TABİÎ YA, ÇÜNKÜ SEN MÜ'MİNLERİN BAŞKANININ OĞLUSUN…?!
Ona
nasıl düzgün, üstün ve parlak bir karakter bahşedildiğini gördük…
Onun,
bu karakterini Allah'a nasıl bağladığını ve O'na hizmete adadığını da gördük…
Bütün
bunlara sahip bir insanın son derece derin ve köklü bir sorumluluk duygusuna
sahip olması kaçınılmazdır…
İşte
Ömer (r.a.) böyle bir insandı…
Peygamberlerin
kararlılık ve azmini andırır bir şekilde sorumluluk bilinciyle hareket ediyor,
kendini bütünüyle ona adıyor ve ona veriyordu…
Ona
göre, sorumluluk; parçalanmaz, çeşitlere ayrılmaz ve farklılaşmaz bir bütündü…
Küçük
sorumluluklar ve büyük sorumluluklar ve yine olağan sorumluluklar ve olağanüstü
sorumluluklar biçiminde bir ayrım yoktu…
Sadece
sorumluluklar vardı, o kadar…
Bütün
sorumluluklar karşısında Ömer (r.a.), biri diğerinden farklı olmayan aynı
gayret ve çabayı gösteriyordu… Çünkü o, güvenilir, mü'min, güçlü karakterine uygun
şekilde hareket ediyordu…
Onun
karakteri; parçalanmayan, çeşitlere ayrılmayan ve farklılaşmayan diğer bir
bütündü… "Ömer"in görev alanı içine giren bütün işlerde biz eksiksiz,
tam bir "Ömer"in bulunduğunu görüyoruz…
Onun
hayatının bir parçası olmuş hangi olayı ele alırsan al, orada Ömer'in bütün huy
ve ahlâkını -adaletini, verasını, zühdünü, imanını, sertliğini, yumuşaklığını, azametini
ve sadeliğini- bulursun…
O,
sadece kendisini ilgilendirdiği oranda sorumluluk yüklenmiyor; aksine konumunun
gerektirdiği tüm sorumluluğu üstleniyordu... Bunu yaparken de çevresinde onunla
beraber bu sorumluluğu yüklenen başka insanların olup olmadığına bakmıyordu…
Onun
gönül dünyası ve iç âlemi, fedakârlık ve özveri üzerine kuruluydu… O asla
sonuçlarla ilgilenmiyor ve menfaat hesapları yapmıyordu…
O,
Müslüman olduğu gün bu mübarek mü'min topluluğun kırkıncı ferdi olmuştu.

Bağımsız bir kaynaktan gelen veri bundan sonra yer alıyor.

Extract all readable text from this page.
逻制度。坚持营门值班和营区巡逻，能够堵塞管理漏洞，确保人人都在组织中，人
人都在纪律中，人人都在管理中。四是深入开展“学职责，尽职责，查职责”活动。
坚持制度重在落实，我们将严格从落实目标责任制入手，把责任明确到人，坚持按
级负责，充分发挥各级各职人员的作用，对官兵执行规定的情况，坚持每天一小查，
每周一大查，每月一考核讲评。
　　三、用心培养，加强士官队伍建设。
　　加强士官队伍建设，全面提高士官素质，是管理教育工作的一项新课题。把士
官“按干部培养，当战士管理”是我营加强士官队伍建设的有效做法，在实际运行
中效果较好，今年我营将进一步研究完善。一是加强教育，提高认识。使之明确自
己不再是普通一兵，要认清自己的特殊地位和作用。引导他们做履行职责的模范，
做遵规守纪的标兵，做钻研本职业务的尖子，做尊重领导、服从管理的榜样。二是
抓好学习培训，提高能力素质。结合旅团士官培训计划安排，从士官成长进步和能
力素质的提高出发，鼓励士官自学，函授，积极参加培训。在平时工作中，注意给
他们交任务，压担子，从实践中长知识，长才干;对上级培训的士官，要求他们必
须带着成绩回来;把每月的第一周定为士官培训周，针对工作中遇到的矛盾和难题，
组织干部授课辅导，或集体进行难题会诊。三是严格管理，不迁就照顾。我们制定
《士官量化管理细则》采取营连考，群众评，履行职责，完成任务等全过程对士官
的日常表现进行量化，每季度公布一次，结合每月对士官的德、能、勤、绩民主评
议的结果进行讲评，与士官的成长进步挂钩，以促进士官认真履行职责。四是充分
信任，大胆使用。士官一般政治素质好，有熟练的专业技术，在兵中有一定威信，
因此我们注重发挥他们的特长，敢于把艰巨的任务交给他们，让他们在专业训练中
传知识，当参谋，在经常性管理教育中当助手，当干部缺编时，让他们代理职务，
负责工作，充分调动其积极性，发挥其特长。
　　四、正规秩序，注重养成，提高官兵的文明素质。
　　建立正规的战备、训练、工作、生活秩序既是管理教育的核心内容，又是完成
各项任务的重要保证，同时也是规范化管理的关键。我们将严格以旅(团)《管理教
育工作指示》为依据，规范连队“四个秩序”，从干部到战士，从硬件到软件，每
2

Müslüman olmasının üzerinden dakikalar… evet dakikalar… geçmişti ki, kalbi dine
ve mensubu olduğu Müslüman topluluğa karşı, hatta dinin ve Müslümanların
asırlar sonraki geleceğine ilişkin sorumluluk duygusuyla dolup taştı…
Sonra
çok geçmedi, bu duygunun verdiği kararlılık ve azimle, daha önce anlattığımız
biçimde Müslüman olduğunu herkese ilân etti… O bunu yaparken çok iyi biliyordu
ki, Müslüman olduğunu ilân ederken gerçekte kendisinin… Ömer bin Hattab'ın…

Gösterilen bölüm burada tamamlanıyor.